Making a faster "docker build" with FUSE

Docker builds are often slow

Dockerfiles come with several "foot guns" that can easily cripple build performance. The Dockerfile below, for example, will take many minutes to build after every single change:

FROM node:18
COPY . .
RUN npm install
CMD ["npm", "run", "start"]
An example Dockerfile for an NPM-based NodeJS repository

The reason is that Docker hashes each step. It figures out the inputs for every command, and makes a new hash for the layer based on the layer above.

How docker layer caching currently works

The hash function of the COPY command might look like this:

func Hash(h hash.Hash, sourceDir, destDir string) {
	h.Write("COPY instruction to " + destDir)
	filepath.WalkDir(sourceDir, func(path string, d fs.DirEntry, err error) error {
		f, _ := os.Open(filepath.Join(sourceDir, path))
		io.Copy(h, f)
		f.Close()
	})
}
  1. Take the hash of the node:18 image,
  2. Add the fact that there's a COPY instruction to it,
  3. Add all of the files copied to it,
  4. Set the ID of the resulting build layer as that hash.

If you docker build again without changing the Dockerfile or any other files copied, you'll be able to skip the COPY instruction because the hash will match with the layer already built.

However, if you change any files read by the COPY instruction (e.g., any of them), Docker will have re-start from the COPY instruction and re-run the slow npm install command.

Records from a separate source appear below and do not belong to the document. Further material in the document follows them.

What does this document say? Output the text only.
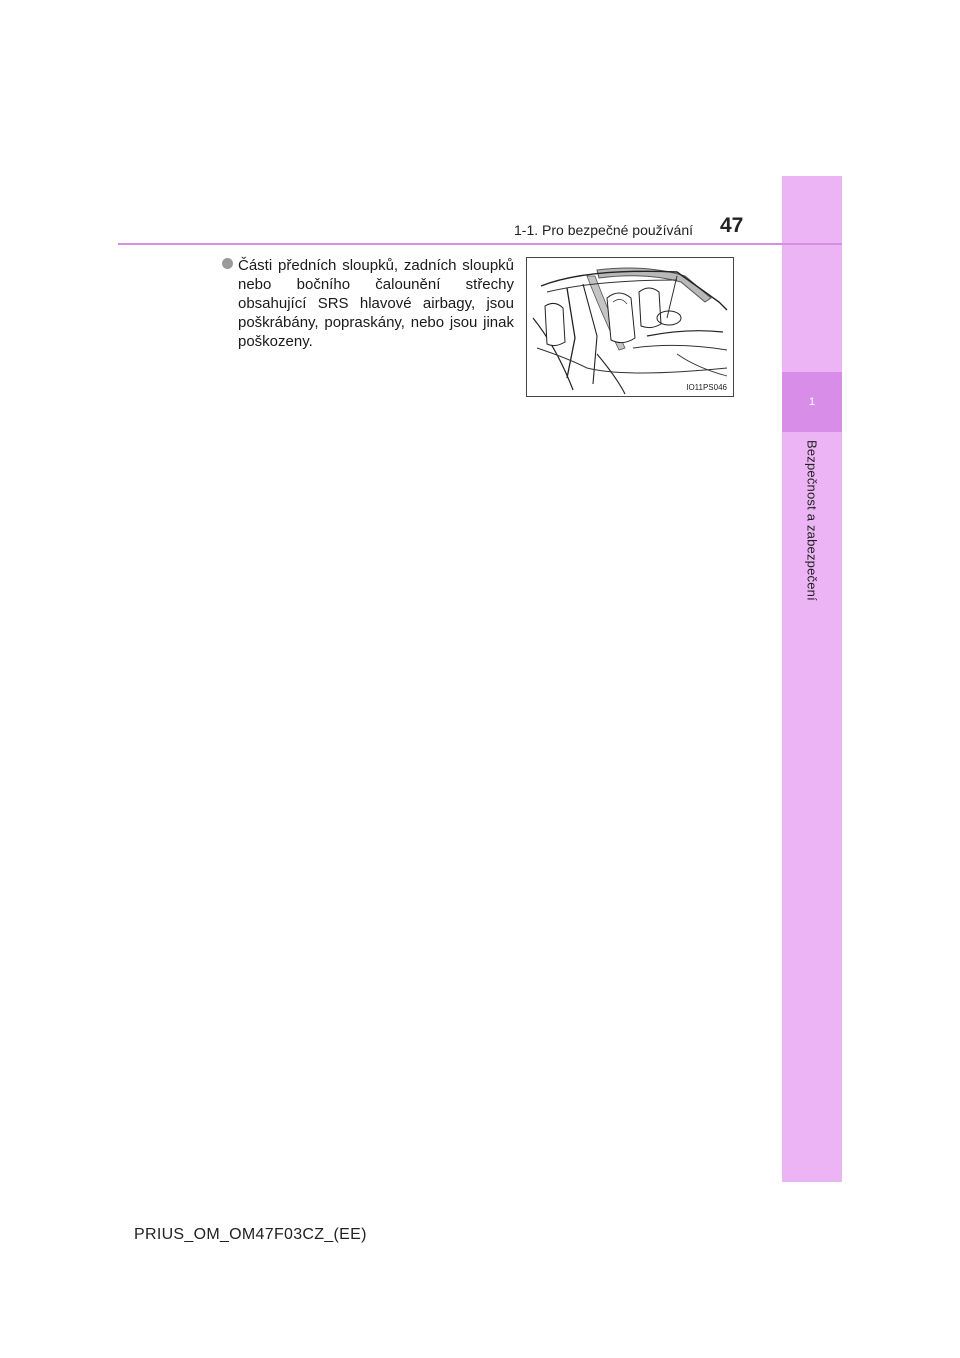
1
Bezpečnost a zabezpečení
1-1. Pro bezpečné používání 47
Části předních sloupků, zadních sloupků nebo bočního čalounění střechy obsahující SRS hlavové airbagy, jsou poškrábány, popraskány, nebo jsou jinak poškozeny.
IO11PS046
PRIUS_OM_OM47F03CZ_(EE)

Ideally, the build would be able to figure out which files were read by which steps and only use those while calculating the hash.

A better way of skipping build steps?

Since npm install only reads a few files (like the node configuration file at package.json), it could be skipped as long as those particular files haven't changed.

The optimal caching strategy would be to hash files as they are read during the process of a step running, and then use those files to determine whether a snapshot could be loaded.

But how can you tell when files are read? Utilities like inotify have limits on how many files can be watched, and can miss reads made by other filesystems (such as overlayfs). You could maybe use eBPF or the audit subsystem, but these depend a lot on the kernel version for now.

FUSE passthrough monitoring FS

The easiest way to monitor which files are used at which build step is by making a new filesystem which just passes reads/writes to a parent filesystem and logs them.

Making filesystems was hard 10+ years ago, but is now significantly easier because of a kernel feature in many operating systems called FUSE (Filesystem In User SpacE). Fuse filesystems are just regular programs (usually written in C) that interact with the operating system to create new virtual filesystems at a directory.

There's already a reference implementation of "passthrough" in the official libfuse sources, so all we'd have to do is log when files are read:

When someone calls stat package.json, forward the request to another directory and log it

If we implemented builds this way, we could know with complete certainty which files were read by any process up to a given point.

How this system is better

Let's look at the Dockerfile above again:

FROM node:18
COPY . .
RUN npm install
CMD ["npm", "run", "start"]

Now, when we build, COPY would not include any files in its hash, only the fact that a directory was copied.

On the subsequent  line, npm install would read the file package.json from our FUSE filesystem, and we'd add the hash of package.json to a dictionary, and save it

If we edited some file somefile.js (or almost any other file) and built again, we'd be able to notice that the hash is the same, and the hashes of the read files is the same.

Instead of hashing all of the files when calculating the hash for COPY, we keep a separate dictionary of file hashes which grows as more files are read

Is this approach implemented anywhere?

If you're hoping this lands in Docker any time soon, you might be disappointed. The modern container landscape is heavily based on 10 years of work with the original hash-only-based solution, and that structure has made it into the OCI specification which cloud providers use to allow you to run containers.

At webapp.io we've implemened this approach for our non-OCI-compliant "Dockerfiles that build VMs" language called Layerfiles, which we've been in the process of open sourcing.

How much difference does it make?

For toy examples like the one above with package.json, you can work around the issue if you know how the Docker caching model works by manually copying files or using .dockerignore. However, if you have a large monorepository with lots of things to build, it can be very difficult to micromanage which files are used by what.

Screenshot of webapp.io interface: Due to this file watching, 9/20 images are built within a minute of the push starting.

For our "Dockerfiles that build VMs" usecase, we've found that people add dozens of build steps in large repositories because they can assume that most of them will be skipped. This approach even acts as a replacement for "cache keys" of CI systems, if you build your resources on every commit like we do.

Conclusion

Docker build's cache is one of the most intuitive ways of speeding up builds, and one of the reasons Docker became popular in the first place.

That doesn't mean that there isn't room for improvement, and approaches like the one in this article will land in the coming years to make development even faster.